Guarantors & Home Loans

What is a guarantor?

A guarantor is a person who guarantees to pay for someone else's debt if he or she defaults on a loan obligation. So it’s basically somebody who is willing to help you even if that means they’re accepting a little risk to do so.
Many home loan lenders out there will allow a third party (guarantor) to provide security to help somebody buy a property but there are certain rules as to who can do this.

Who can be my guarantor?

A majority of lenders require your guarantor to be an ‘immediate family member’. It’s usually a parent but it can also include brothers, sisters and grandparents.
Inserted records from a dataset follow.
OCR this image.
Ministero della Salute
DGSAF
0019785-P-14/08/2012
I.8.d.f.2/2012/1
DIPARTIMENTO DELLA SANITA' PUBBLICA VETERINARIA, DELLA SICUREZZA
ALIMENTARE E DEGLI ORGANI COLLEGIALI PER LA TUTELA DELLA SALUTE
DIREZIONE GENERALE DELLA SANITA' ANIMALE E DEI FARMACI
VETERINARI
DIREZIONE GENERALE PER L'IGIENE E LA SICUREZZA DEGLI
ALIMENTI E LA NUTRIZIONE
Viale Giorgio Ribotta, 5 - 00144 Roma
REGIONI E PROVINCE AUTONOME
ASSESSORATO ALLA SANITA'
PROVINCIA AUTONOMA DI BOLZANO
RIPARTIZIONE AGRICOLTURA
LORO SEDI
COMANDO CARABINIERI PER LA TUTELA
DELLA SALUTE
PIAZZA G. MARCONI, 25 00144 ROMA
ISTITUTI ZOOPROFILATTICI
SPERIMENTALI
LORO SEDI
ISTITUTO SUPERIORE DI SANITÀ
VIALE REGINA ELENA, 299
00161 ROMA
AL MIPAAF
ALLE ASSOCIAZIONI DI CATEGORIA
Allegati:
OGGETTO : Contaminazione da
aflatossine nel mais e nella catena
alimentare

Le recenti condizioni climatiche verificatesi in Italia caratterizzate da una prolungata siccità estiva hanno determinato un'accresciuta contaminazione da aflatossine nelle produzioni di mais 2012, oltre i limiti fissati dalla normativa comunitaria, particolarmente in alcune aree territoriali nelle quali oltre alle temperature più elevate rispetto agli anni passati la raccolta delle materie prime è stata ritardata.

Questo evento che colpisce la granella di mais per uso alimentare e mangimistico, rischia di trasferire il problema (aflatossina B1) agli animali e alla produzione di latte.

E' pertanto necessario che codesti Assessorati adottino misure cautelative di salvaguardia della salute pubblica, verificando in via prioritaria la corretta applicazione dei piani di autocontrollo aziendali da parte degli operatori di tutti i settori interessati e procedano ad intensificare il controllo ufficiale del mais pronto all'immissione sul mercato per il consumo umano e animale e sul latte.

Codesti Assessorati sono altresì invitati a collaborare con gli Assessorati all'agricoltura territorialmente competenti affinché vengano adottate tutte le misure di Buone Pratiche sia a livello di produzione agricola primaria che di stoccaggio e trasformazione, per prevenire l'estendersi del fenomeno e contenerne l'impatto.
A small portion of lenders will allow an ex-spouse or an extended family member’ to go as guarantor, but the requirements differ from lender to lender.

How long is a guarantor bound by this responsibility?

The guarantor must provide a guarantee to fulfil their responsibilities as long as it takes to either:

  • Be released from this responsibility when the main applicant can prove to be sufficient to cover the loan repayments and provide the necessary amount of security to secure the loan according to the lender’s criteria; or
  • Until the loan is repaid in full.

How does it actually work?

A guarantor offers up the equity in their own home or investment property to be used as additional security for the loan. The major security for the loan will of course be the property being purchased by the borrower. However, the lender will also take a mortgage over the guarantor’s property to be satisfied that the guarantee being made on behalf of the borrower is justified.

In which circumstances guarantor can help?

  • You have the ability to make your loan repayments, but you have an insufficient deposit saved up to purchase a property.
  • Another benefit of having a guarantor is being able to avoid the costs associated with Lenders Mortgage Insurance (LMI). LMI is required by a majority of lenders when the ‘loan to value ratio’ (or LVR) is above 80% o the value of the property. If you are buying a property for $400,000 and you have saved a deposit of $40,000 (10%), you need to borrow $360,000. Your LVR would be $360,000 divided by $400,000 or 90% LVR – In this instance you’ll need LMI to cover the lender’s risk of lending above 80% LVR. The borrower must cover the cost of this insurance although the policy is being taken out to cover the lender.
  • In some scenarios, a guarantor may assist with both the repayments. For example, if a borrower has saved a healthy deposit but cannot quite make the loan repayments, a guarantor can help the borrower by contributing towards the monthly repayments of the home loan. The guarantor can be released when the borrower has the ability to meet the repayments. This scenario is commonly used when parents help their child to meet the repayments until their income improves.

 What happens if the borrower cannot cover the repayments?

The lender has the right to commence legal proceedings against the borrower. If this fails to produce a positive outcome, the lender can commence legal action against the guarantor for the amount specified in the actual guarantee of the loan. This can be the repayments, the default fee, and even the entire loan amount (depending on the guarantee). The lender usually will not have to sell the property to recover their money – the guarantor needs to treat this responsibility as if it were their own. If things do turn sour, a guarantor needs to be aware that it will affect their credit file as if they defaulted on their own loan.
On a positive note, if the borrower does exactly what they promise and keeps the loan all up to date, it can actually have a positive effect on the guarantor’s credit file. If the guarantor applies for a loan and a credit check is performed, a lender will see a financial commitment being upheld and in a state of being current, with an on-time payment history.